Four Sector Open Model of Circular Flow of Income

 Four – Sector Open Model of Circular Flow of Income : Model with Foreign Sector 

  •      An open economy is an economy that engages in internationally trade in goods and services. Therefore if needs to be include, the forth sector i.e. Foreign Sector or rest of the world in our model.

 

  •    A four sector model comprising households, firms, government and rest of the world or foreign sector is known as an open economy model.
Open Economy Model with Foreign Sector
Four Sector Open Economy Model with Foreign Sector
  •    Given figure represents an open economy – four sector model of circular flow. To avoid overcrowding the diagram shows only money flow between government , firms and households as well as with rest of the world, but their counterpart real flow in opposite direction should be kept in mind. 
 
  •      The four sector model presents the interaction between the domestic economy and rest of the world through flow of goods and services (international trade) and flow of factor services.
 
  •      The household sector import goods from abroad and make payments to the foreign sector. 
 
  • On the other hand, the household sector receives ‘ foreign remittances’ in foreign exchange by selling some of the factor services abroad.
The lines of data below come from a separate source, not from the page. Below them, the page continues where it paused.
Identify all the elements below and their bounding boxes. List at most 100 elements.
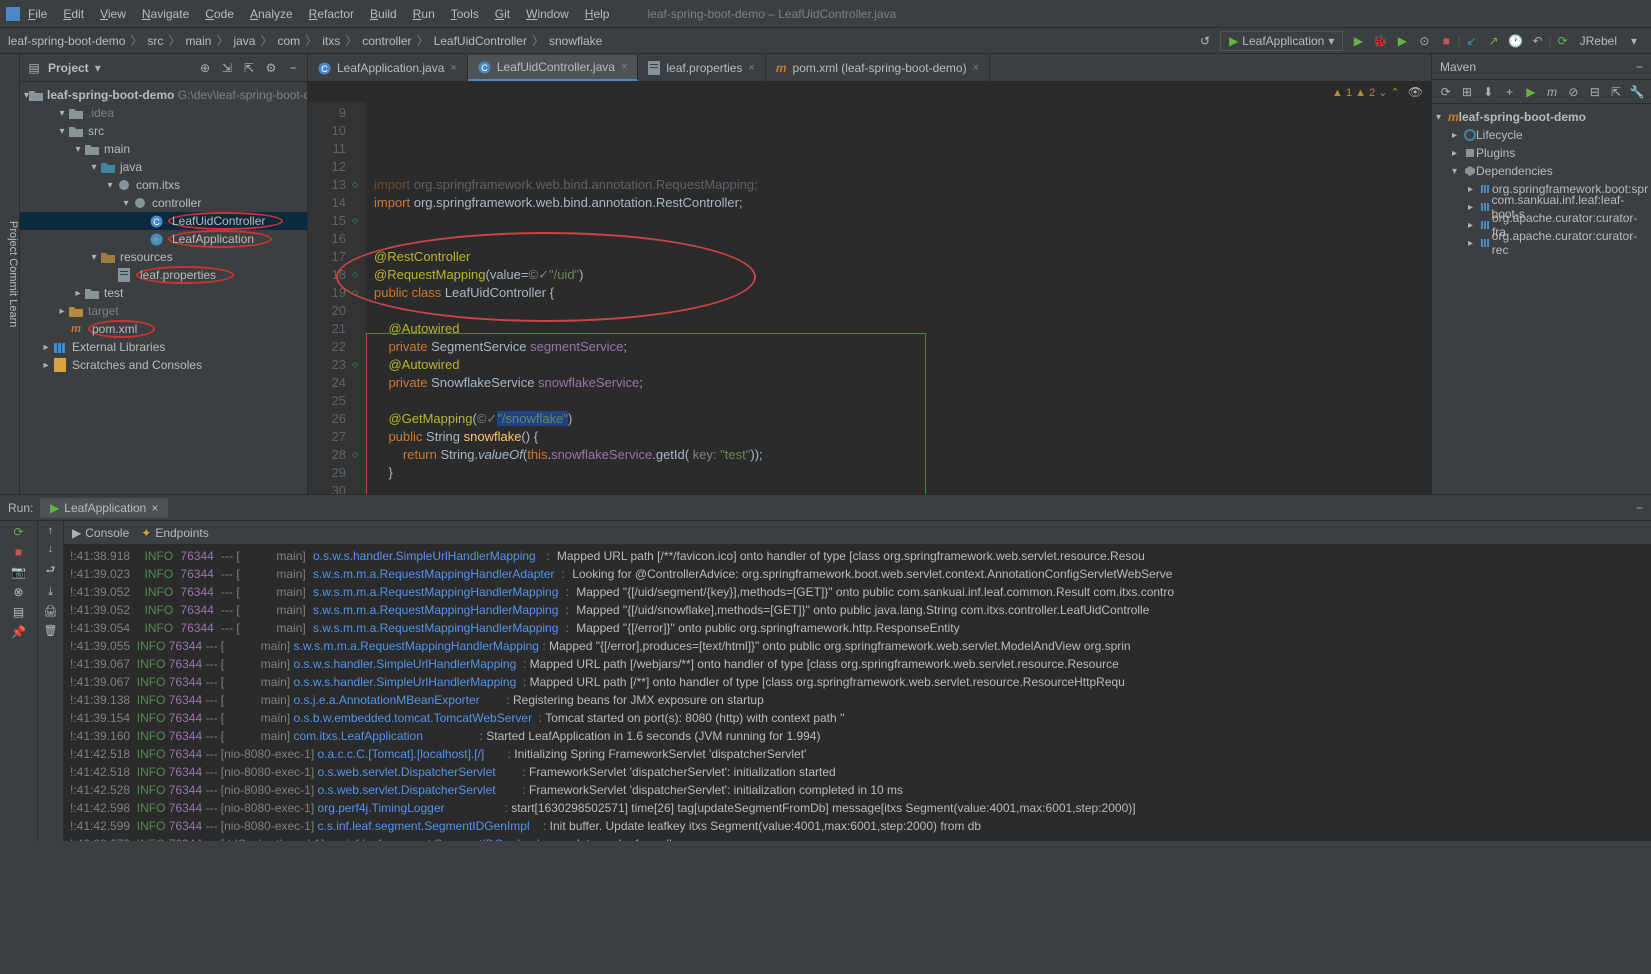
debug-icon[interactable]: 🐞	[1371, 32, 1389, 50]
breadcrumb-item[interactable]: leaf-spring-boot-demo	[6, 34, 127, 48]
run-tab[interactable]: ▶LeafApplication×	[40, 498, 168, 518]
tree-node[interactable]: ▾src	[20, 122, 307, 140]
rerun-icon[interactable]: ⟳	[13, 525, 23, 539]
menu-item-navigate[interactable]: Navigate	[134, 7, 197, 21]
profile-icon[interactable]: ⊙	[1415, 32, 1433, 50]
editor-tab[interactable]: mpom.xml (leaf-spring-boot-demo)×	[766, 55, 990, 81]
settings-icon[interactable]: 🔧	[1630, 85, 1645, 99]
menu-item-build[interactable]: Build	[362, 7, 405, 21]
reader-mode-icon[interactable]: 👁	[1408, 85, 1423, 99]
run-icon[interactable]: ▶	[1523, 85, 1538, 99]
pin-icon[interactable]: 📌	[11, 625, 26, 639]
tree-node[interactable]: mpom.xml	[20, 320, 307, 338]
tree-node[interactable]: ▾com.itxs	[20, 176, 307, 194]
git-revert-icon[interactable]: ↶	[1529, 32, 1547, 50]
console-tab[interactable]: ▶Console	[72, 526, 129, 540]
collapse-icon[interactable]: ⇱	[1608, 85, 1623, 99]
hide-icon[interactable]: −	[285, 60, 301, 76]
maven-node[interactable]: ▾Dependencies	[1432, 162, 1651, 180]
close-icon[interactable]: ×	[621, 61, 627, 73]
menu-item-window[interactable]: Window	[518, 7, 577, 21]
tree-node[interactable]: leaf.properties	[20, 266, 307, 284]
exec-icon[interactable]: m	[1544, 85, 1559, 99]
menu-item-help[interactable]: Help	[577, 7, 618, 21]
sync-icon[interactable]: ↺	[1196, 32, 1214, 50]
down-icon[interactable]: ↓	[48, 543, 54, 555]
menu-item-git[interactable]: Git	[487, 7, 518, 21]
dump-icon[interactable]: 📷	[11, 565, 26, 579]
tree-root[interactable]: ▾leaf-spring-boot-demo G:\dev\leaf-sprin…	[20, 86, 307, 104]
tree-node[interactable]: ▾java	[20, 158, 307, 176]
editor-tab[interactable]: leaf.properties×	[638, 55, 765, 81]
stop-icon[interactable]: ■	[1437, 32, 1455, 50]
stop-icon[interactable]: ■	[15, 545, 22, 559]
up-icon[interactable]: ↑	[48, 525, 54, 537]
select-opened-icon[interactable]: ⊕	[197, 60, 213, 76]
layout-icon[interactable]: ▤	[13, 605, 24, 619]
project-tree[interactable]: ▾leaf-spring-boot-demo G:\dev\leaf-sprin…	[20, 82, 307, 494]
tree-node[interactable]: ▾.idea	[20, 104, 307, 122]
menu-item-file[interactable]: File	[20, 7, 55, 21]
collapse-icon[interactable]: ⇱	[241, 60, 257, 76]
breadcrumb-item[interactable]: LeafUidController	[432, 34, 529, 48]
menu-item-edit[interactable]: Edit	[55, 7, 92, 21]
download-icon[interactable]: ⬇	[1481, 85, 1496, 99]
tree-node[interactable]: ▾controller	[20, 194, 307, 212]
project-label[interactable]: Project	[48, 61, 89, 75]
breadcrumb-item[interactable]: main	[183, 34, 213, 48]
run-config-selector[interactable]: ▶LeafApplication▾	[1220, 31, 1343, 51]
breadcrumb-item[interactable]: java	[231, 34, 257, 48]
editor-tab[interactable]: CLeafUidController.java×	[468, 55, 639, 81]
close-icon[interactable]: ×	[450, 62, 456, 74]
breadcrumb-item[interactable]: snowflake	[547, 34, 604, 48]
exit-icon[interactable]: ⊗	[13, 585, 23, 599]
menu-item-refactor[interactable]: Refactor	[301, 7, 362, 21]
generate-icon[interactable]: ⊞	[1459, 85, 1474, 99]
maven-root[interactable]: ▾mleaf-spring-boot-demo	[1432, 108, 1651, 126]
close-icon[interactable]: ×	[748, 62, 754, 74]
print-icon[interactable]: 🖨	[44, 605, 58, 618]
console-log[interactable]: !:41:38.918 INFO 76344 --- [ main] o.s.w…	[64, 545, 1651, 841]
tree-node[interactable]: ▸External Libraries	[20, 338, 307, 356]
endpoints-tab[interactable]: ✦Endpoints	[141, 526, 208, 540]
tree-node[interactable]: CLeafUidController	[20, 212, 307, 230]
scroll-icon[interactable]: ⤓	[48, 586, 53, 599]
jrebel-menu-icon[interactable]: ▾	[1625, 32, 1643, 50]
jrebel-icon[interactable]: ⟳	[1554, 32, 1572, 50]
menu-item-run[interactable]: Run	[405, 7, 443, 21]
close-icon[interactable]: ×	[151, 501, 158, 515]
close-icon[interactable]: ×	[973, 62, 979, 74]
settings-icon[interactable]: ⚙	[263, 60, 279, 76]
git-history-icon[interactable]: 🕐	[1507, 32, 1525, 50]
menu-item-view[interactable]: View	[92, 7, 134, 21]
menu-item-analyze[interactable]: Analyze	[242, 7, 301, 21]
menu-item-tools[interactable]: Tools	[443, 7, 487, 21]
warnings-indicator[interactable]: ▲ 1 ▲ 2 ⌄ ⌃	[1332, 86, 1400, 99]
code-content[interactable]: import org.springframework.web.bind.anno…	[366, 102, 1431, 494]
hide-icon[interactable]: −	[1636, 60, 1643, 74]
breadcrumb-item[interactable]: src	[145, 34, 165, 48]
menu-item-code[interactable]: Code	[197, 7, 242, 21]
run-icon[interactable]: ▶	[1349, 32, 1367, 50]
breadcrumb-item[interactable]: itxs	[320, 34, 342, 48]
maven-node[interactable]: ▸org.apache.curator:curator-rec	[1432, 234, 1651, 252]
reload-icon[interactable]: ⟳	[1438, 85, 1453, 99]
tree-node[interactable]: ▾resources	[20, 248, 307, 266]
tree-node[interactable]: ▸target	[20, 302, 307, 320]
wrap-icon[interactable]: ⮐	[46, 561, 56, 580]
left-tool-strip[interactable]: Project Commit Learn	[0, 54, 20, 494]
maven-tree[interactable]: ▾mleaf-spring-boot-demo▸Lifecycle▸Plugin…	[1432, 104, 1651, 256]
tree-node[interactable]: ▾main	[20, 140, 307, 158]
editor-tab[interactable]: CLeafApplication.java×	[308, 55, 468, 81]
breadcrumb-item[interactable]: controller	[360, 34, 413, 48]
hide-icon[interactable]: −	[1636, 501, 1643, 515]
code-editor[interactable]: 9101112131415161718192021222324252627282…	[308, 102, 1431, 494]
skip-icon[interactable]: ⊟	[1587, 85, 1602, 99]
git-pull-icon[interactable]: ↙	[1463, 32, 1481, 50]
add-icon[interactable]: +	[1502, 85, 1517, 99]
coverage-icon[interactable]: ▶	[1393, 32, 1411, 50]
maven-node[interactable]: ▸Plugins	[1432, 144, 1651, 162]
breadcrumb-item[interactable]: com	[276, 34, 303, 48]
git-push-icon[interactable]: ↗	[1485, 32, 1503, 50]
gutter-icons[interactable]: ◇ ◇ ◇◇ ◇ ◇	[352, 102, 366, 494]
For example, Indian people working abroad may remit income to their families in India.
 
  • This way there is an out flow of money from household to the foreign sector to pay for imported goods and services and inflow of money for the services rendered by them in foreign countries.
 
  •  The business sector exports goods and services ( like shipping, insurance, banking etc.)to foreign countries and receives payment in the form of   ‘receipt from export’. This is the inflow of money expenditure in economy.
 
  •  On the other hand, business sector also imports goods and services from abroad and make payments to the foreign sector. This is the outflow of money from the economy.
 
  • There is also an inflow and outflow of capital services between the government and rest of the world due to export and import of goods and services.
 
  • Imports (M)  causes outflow of income hence it constitute leakage resulting in contraction in the level of circular flow of income.
 
  • While exports (X) causes in flow of income hence it constitute injection resulting in expansion in the level of income in circular flow.
 
  • If the inflow of income is equal to the outflow the level of circular flow would remain unaffected because the contraction of income due to outflow would be offset by expansion of income due to inflow of income from abroad. 
 
  • Therefore the circular flow of income in a four sector open economy model is said to be in equilibrium when – 
  S + T + M  = I + G + X 
Where, S = savings by household
   T = Taxes paid to government sector by firms and household
 M = Import payment by firms and household to foreign sector  
 I = Investment by firms 
 G = Payments by government to households, firms as subsidies & transfer payment
 X = Export payment from foreign sector to firms and households
 
  •   (S+ T + M)  are the total withdrawal  or leakages from the circular flow of income, while (I+ G + X) are total injections into the circular flow of income.
 
  • In equilibrium, (S+ T+ M) taken together must be equal to (I + G + M)  taken together so that total withdrawals are equal to total injections. This way the equilibrium is set in a four sector model.